National interest not capital market top priority
By IRFAN MALIK July 21, 2008 A source on the condition of anonymity said that most of the members of the KSE and the financial managers rue over their decision to invite the governor because none of their demands received any sympathetic consideration from the SBP boss.
It is being speculated that SBP may increase discount rates further by 100-150 bps at least in the short term to adjust the exchange rates with depreciating rupee against dollars. And deteriorating economic environment due to twin deficits, both trade & fiscal, coupled with adverse developments occurred at external front over a last two months, SBP would need to continue tight monetary policy further to stabilize national currency as well as curb inflationary pressures in the current fiscal.

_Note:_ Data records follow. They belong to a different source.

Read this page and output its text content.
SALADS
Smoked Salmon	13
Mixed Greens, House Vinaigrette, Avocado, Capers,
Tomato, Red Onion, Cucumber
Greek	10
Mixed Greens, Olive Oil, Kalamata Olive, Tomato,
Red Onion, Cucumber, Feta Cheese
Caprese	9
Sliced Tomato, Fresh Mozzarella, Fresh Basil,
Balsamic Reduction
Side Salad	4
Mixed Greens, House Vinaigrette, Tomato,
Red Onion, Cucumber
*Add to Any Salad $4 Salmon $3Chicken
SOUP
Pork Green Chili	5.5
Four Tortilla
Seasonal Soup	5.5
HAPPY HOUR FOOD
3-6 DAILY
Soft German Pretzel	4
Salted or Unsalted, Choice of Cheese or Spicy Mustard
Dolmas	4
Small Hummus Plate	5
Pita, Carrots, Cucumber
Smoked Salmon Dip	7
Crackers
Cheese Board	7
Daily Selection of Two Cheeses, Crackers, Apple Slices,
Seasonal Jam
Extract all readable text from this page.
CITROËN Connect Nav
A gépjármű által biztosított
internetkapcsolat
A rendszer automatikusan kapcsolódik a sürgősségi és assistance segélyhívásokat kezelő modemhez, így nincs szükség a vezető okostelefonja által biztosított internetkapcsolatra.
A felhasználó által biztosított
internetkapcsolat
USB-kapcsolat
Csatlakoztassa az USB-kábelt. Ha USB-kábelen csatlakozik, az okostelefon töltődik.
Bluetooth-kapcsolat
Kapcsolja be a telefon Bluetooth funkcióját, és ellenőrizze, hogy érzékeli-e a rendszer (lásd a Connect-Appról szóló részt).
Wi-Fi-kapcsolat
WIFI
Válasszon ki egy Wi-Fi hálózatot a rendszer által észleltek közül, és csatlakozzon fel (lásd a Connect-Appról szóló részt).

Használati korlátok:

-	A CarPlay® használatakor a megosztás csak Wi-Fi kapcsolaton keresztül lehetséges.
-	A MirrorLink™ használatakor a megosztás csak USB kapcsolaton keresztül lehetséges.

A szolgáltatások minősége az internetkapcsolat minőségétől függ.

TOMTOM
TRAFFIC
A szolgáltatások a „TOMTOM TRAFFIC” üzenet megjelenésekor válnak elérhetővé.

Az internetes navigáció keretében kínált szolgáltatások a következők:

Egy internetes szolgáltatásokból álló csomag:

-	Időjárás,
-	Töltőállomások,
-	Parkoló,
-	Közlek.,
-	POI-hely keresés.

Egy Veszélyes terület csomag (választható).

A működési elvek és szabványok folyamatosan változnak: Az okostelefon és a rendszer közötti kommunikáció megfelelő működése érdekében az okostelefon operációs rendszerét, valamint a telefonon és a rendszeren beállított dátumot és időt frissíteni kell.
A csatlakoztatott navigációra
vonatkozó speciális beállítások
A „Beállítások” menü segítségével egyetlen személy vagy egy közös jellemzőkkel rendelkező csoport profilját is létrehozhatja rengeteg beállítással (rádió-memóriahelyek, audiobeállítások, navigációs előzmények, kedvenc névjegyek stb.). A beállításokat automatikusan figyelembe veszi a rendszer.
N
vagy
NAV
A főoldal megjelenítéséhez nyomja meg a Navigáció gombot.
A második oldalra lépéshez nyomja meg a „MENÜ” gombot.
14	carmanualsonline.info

A press note issued by SBP here on Monday said that Dr Shamshad Akhtar said that despite multiple shocks, the country’s economy managed to record economic growth of 5.8%, which is above the average growth trend of 5% observed between FY91 and FY08.
Dr Akhtar said the stock market of the country showed a remarkable performance since 2000 in terms of market capitalization and growth of indices. The KSE registered more than 1000 percent increase in market capitalization and over 900 percent increase in the index since FY00. The index, which stood at 1,520 points, with total market capitalization of Rs. 394 billion ($6.5 billion) in FY00, grew by leaps and bounds in the last few years and reached the level of 15,676.34 points by April 18, FY08, with total market capitalization of Rs. 4,790.98 billion ($75 billion). “This growth surpasses the market performance of major economies in the region, as a result of which KSE-100 index was included in the MSCI Emerging Markets Index from June 2006,” she added.